Demiştim ya... “CHP’yi kurtarma sezonu açıldı” diye... Fehmi Koru ağabeyimiz de katıldı kervana.
Kendince haklı ve (bence hem doğru, hem makul) öneriler sıralıyor. Özetle, “İktidara gelmek istiyorsanız, kendinizi yenileyin” diyor. Ve, kendini yenileyerek yüzde 41.38 ol alan Bülent Ecevit’le, AK Parti’yi örnek gösteriyor.
Fakat, aynı Fehmi abi, 1 Kasım’dan önce, “Her dönemde kendisini yenilemeyi başarmış bir geleneğin en son versiyonu” olarak tanımladığı AK Parti’nin, 7 Haziran seçiminde aldığı yüzde 41’lik oy oranını bile arar hale geleceğini yazmamış mıydı?
Geçelim...
Konumuz Fehmi abinin yaptığı “yanlış hesaplama” değil.
CHP’den bahsediyoruz.
Naçizane, ben de, mütevazı bir “kurtuluş reçetesi” hazırladım. Genel merkezin istifadesine sunuyorum.
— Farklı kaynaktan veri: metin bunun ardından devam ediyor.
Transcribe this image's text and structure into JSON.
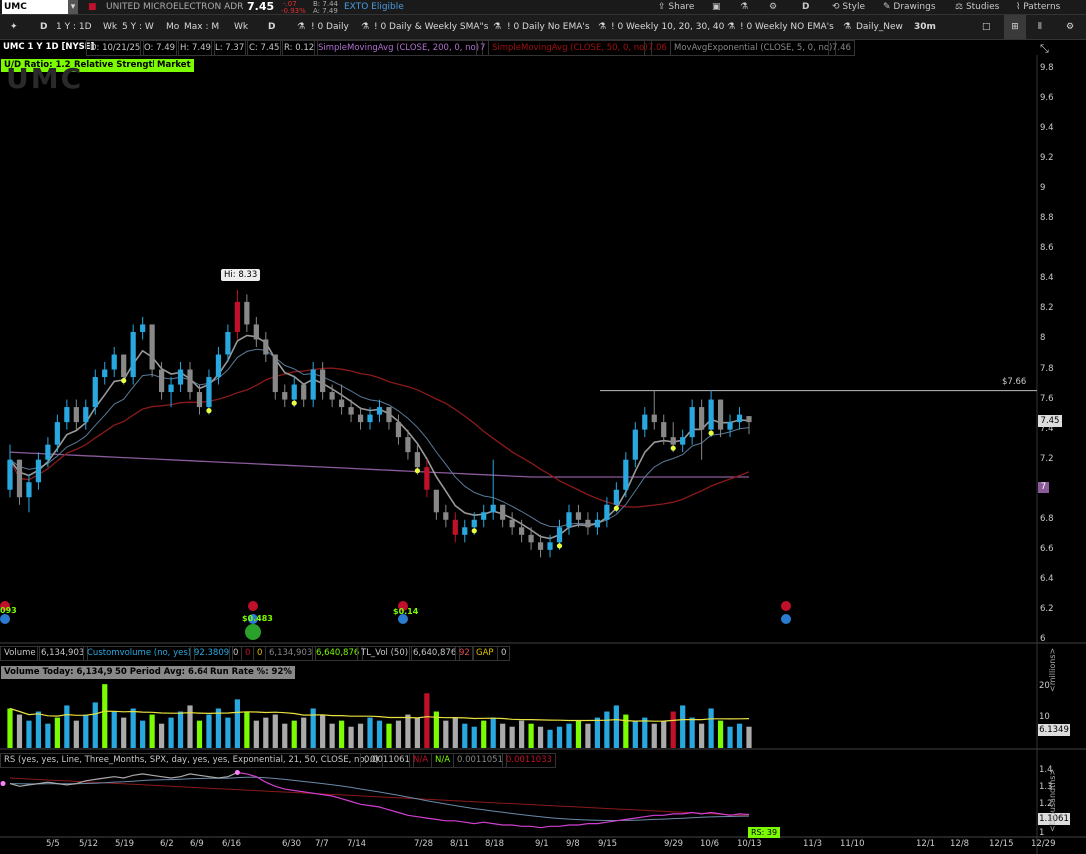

Önce Fehmi abinin “Sol-sağ çelişkisinin zaten fazla bir anlam taşımadığı ülkemizde, çelişkinin dünya çapında gözden düştüğü bir dönemde hem de...” tespitini aktarayım.
Bence de bu “anakronik karşıtlığa” dayalı siyasetin bir anlamı kalmadı.
CHP, gözden düşmüş kavramları ve günümüz insanına bir şey söylemeyen “karşıtlıkları” kullanarak siyaset sahnesinde var olamaz. Başka bir dünyada yaşıyoruz artık...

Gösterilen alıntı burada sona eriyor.